With a disappointed face, Silas mentally consigned this parrot to regions more than tropical, and, seeming for the time to have lost his power of assuming an interest in the woes of Mr Venus, fell to tightening his wooden leg as a preparation for departure: its gymnastic performances of that evening having severely tried its constitution.

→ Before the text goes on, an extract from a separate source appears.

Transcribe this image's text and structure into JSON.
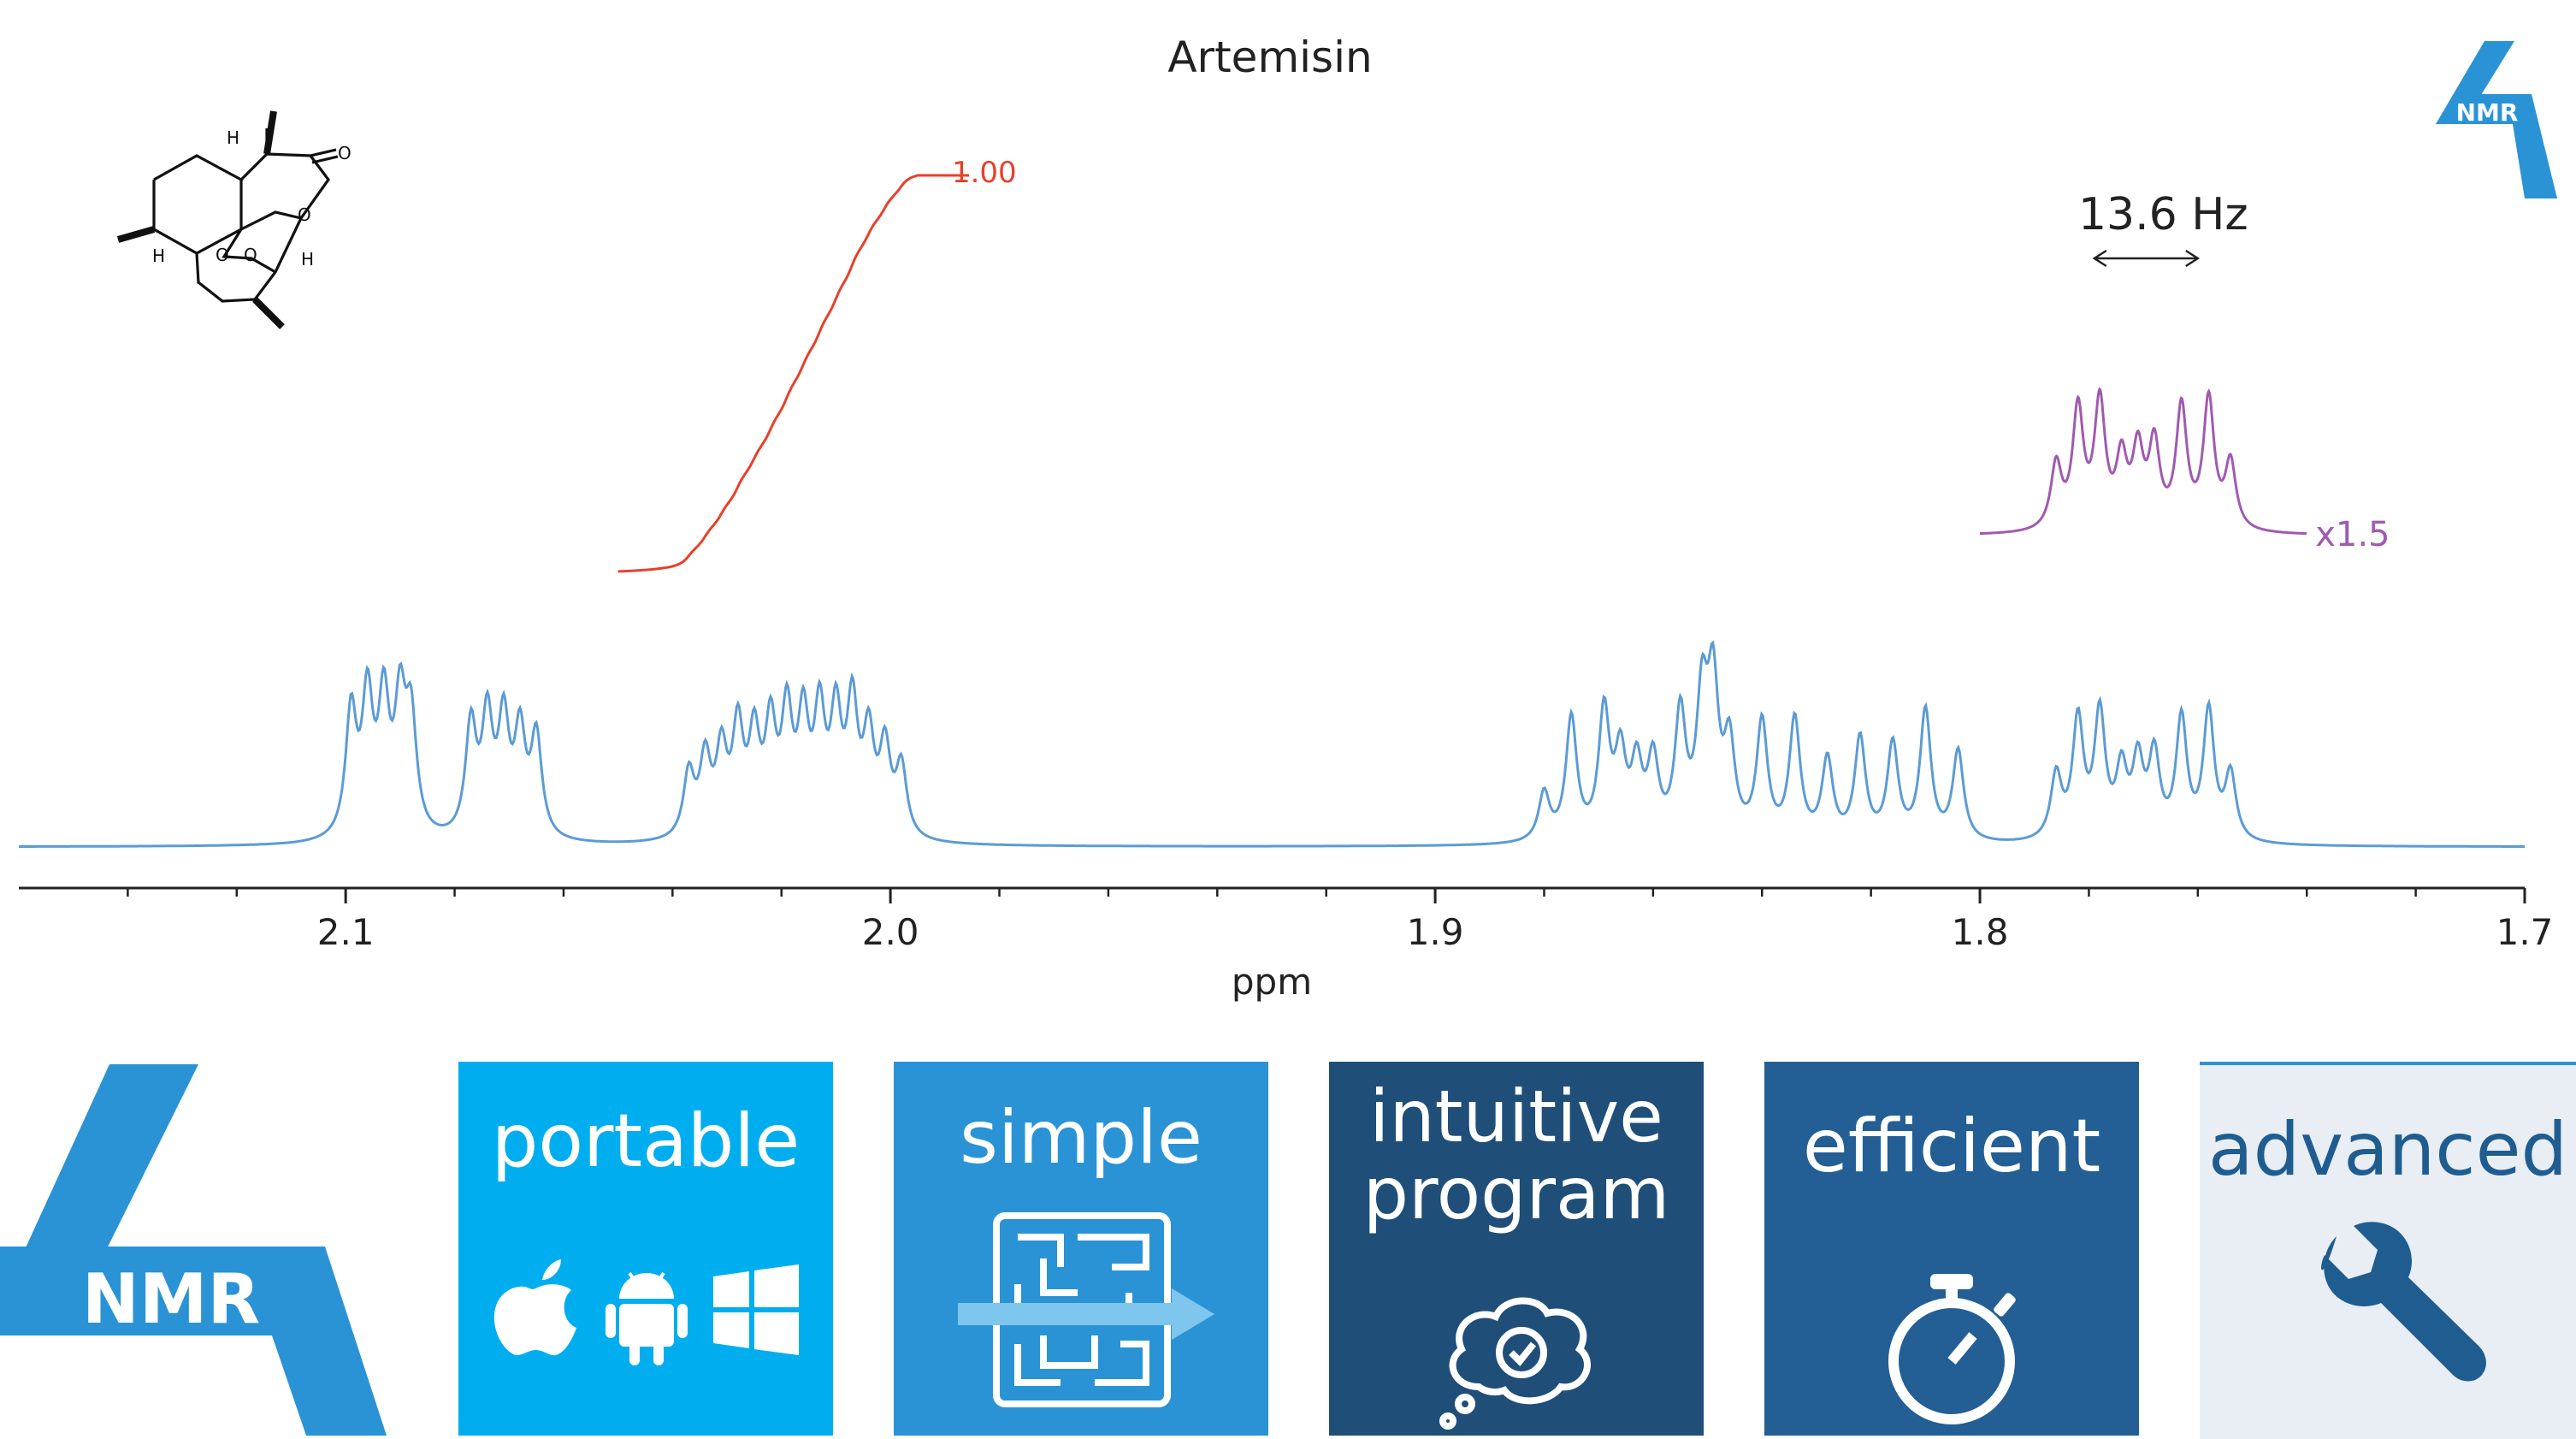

After Silas had left the shop, hat-box in hand, and had left Mr Venus to lower himself to oblivion-point with the requisite weight of tea, it greatly preyed on his ingenuous mind that he had taken this artist into partnership at all. He bitterly felt that he had overreached himself in the beginning, by grasping at Mr Venus’s mere straws of hints, now shown to be worthless for his purpose. Casting about for ways and means of dissolving the connexion without loss of money, reproaching himself for having been betrayed into an avowal of his secret, and complimenting himself beyond measure on his purely accidental good luck, he beguiled the distance between Clerkenwell and the mansion of the Golden Dustman.
For, Silas Wegg felt it to be quite out of the question that he could lay his head upon his pillow in peace, without first hovering over Mr Boffin’s house in the superior character of its Evil Genius. Power (unless it be the power of intellect or virtue) has ever the greatest attraction for the lowest natures; and the mere defiance of the unconscious house-front, with his power to strip the roof off the inhabiting family like the roof of a house of cards, was a treat which had a charm for Silas Wegg.
As he hovered on the opposite side of the street, exulting, the carriage drove up.
[Original]
‘There’ll shortly be an end of you,’ said Wegg, threatening it with the hat-box. ‘Your varnish is fading.’
Mrs Boffin descended and went in.
‘Look out for a fall, my Lady Dustwoman,’ said Wegg.
Bella lightly descended, and ran in after her.